La nouvelle loi prévoit que, dans l'entraide judiciaire, «tout document présentant un vice de forme sera inutilisable» et que ces nouvelles dispositions s'appliqueront aux procès en appel. L'opposition de gauche italienne l'a combattue jusqu'au bout estimant que cette loi arrange les affaires de M. Berlusconi.

Mardi, M. Roschacher se rend à Bari, dans les Pouilles. Il y a été invité par son homologue Riccardo Dibitonto. Le délégation helvétique doit notamment rencontrer le procureur de la Division antimafia, Giuseppe Scelsi. Les deux magistrats évoqueront notamment leurs expériences dans le cadre de la procédure pénale engagée contre le contrebandier présumé Gerardo Cuomo.

Un officier de liaison

La conseillère fédérale Ruth Metzler a, pour sa part, rencontré lundi à Zurich le ministre italien de l'intérieur Claudio Scajola. Ils se sont dits satisfaits de la collaboration de la Suisse et de l'Italie en matière de sécurité et de police.

«La collaboration s'est très bien passée jusqu'ici, et j'espère qu'elle continuera à en être ainsi», a dit Mme Metzler à l'issue d'une rencontre qui a duré une heure. Afin de renforcer les échanges d'informations, Berne et Rome ont décidé de se doter d'un officier de liaison pour les questions de police.

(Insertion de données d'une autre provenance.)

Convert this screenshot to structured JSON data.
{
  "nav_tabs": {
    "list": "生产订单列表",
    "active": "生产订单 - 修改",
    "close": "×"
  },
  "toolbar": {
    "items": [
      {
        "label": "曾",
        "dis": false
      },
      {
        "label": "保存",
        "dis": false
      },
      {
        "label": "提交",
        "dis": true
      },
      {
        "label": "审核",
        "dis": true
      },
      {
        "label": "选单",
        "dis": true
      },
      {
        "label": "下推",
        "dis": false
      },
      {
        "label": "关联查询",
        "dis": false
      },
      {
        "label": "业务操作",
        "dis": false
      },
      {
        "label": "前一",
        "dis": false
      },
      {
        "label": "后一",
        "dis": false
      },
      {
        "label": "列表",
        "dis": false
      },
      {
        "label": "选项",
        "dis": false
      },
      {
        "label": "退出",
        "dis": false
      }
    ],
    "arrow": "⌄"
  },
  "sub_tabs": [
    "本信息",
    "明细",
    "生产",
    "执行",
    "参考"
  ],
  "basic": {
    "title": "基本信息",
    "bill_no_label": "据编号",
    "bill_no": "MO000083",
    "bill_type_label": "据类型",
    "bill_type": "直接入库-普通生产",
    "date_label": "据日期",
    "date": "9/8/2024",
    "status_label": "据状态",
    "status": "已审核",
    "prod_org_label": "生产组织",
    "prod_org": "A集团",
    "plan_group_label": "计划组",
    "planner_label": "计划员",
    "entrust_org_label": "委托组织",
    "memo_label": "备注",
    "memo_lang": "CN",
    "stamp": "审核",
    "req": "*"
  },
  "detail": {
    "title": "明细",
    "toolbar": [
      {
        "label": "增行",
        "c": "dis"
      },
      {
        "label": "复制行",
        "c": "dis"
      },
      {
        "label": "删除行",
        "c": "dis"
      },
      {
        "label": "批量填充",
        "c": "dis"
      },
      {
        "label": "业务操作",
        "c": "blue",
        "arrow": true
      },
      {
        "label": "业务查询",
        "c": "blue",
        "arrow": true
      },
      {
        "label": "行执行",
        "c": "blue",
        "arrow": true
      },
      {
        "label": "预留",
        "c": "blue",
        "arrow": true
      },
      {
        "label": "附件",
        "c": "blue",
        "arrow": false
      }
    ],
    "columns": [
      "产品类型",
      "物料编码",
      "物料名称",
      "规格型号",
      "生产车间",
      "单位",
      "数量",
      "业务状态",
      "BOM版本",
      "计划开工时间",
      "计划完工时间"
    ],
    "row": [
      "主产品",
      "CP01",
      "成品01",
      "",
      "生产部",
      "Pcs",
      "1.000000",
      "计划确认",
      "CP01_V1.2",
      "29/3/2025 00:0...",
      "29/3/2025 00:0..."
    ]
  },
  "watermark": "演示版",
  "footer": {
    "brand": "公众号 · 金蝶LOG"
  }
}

Le centre policier et douanier commun, un projet également rendu public il y a un an déjà, doit ouvrir ses portes à Chiasso (TI) d'ici mars 2002. Il est prévu que les protocoles relatifs à ces questions soient signés cet hiver.

Au chapitre de l'immigration, Mme Metzler a relevé que l'accord italo-suisse de réadmission des clandestins, en vigueur depuis novembre 2000, «fonctionne bien». Son collègue a ajouté que l'Italie soutient les efforts de la Suisse pour adhérer aux accords de Schengen et de Dublin, qui portent sur la sécurité intérieure et l'asile.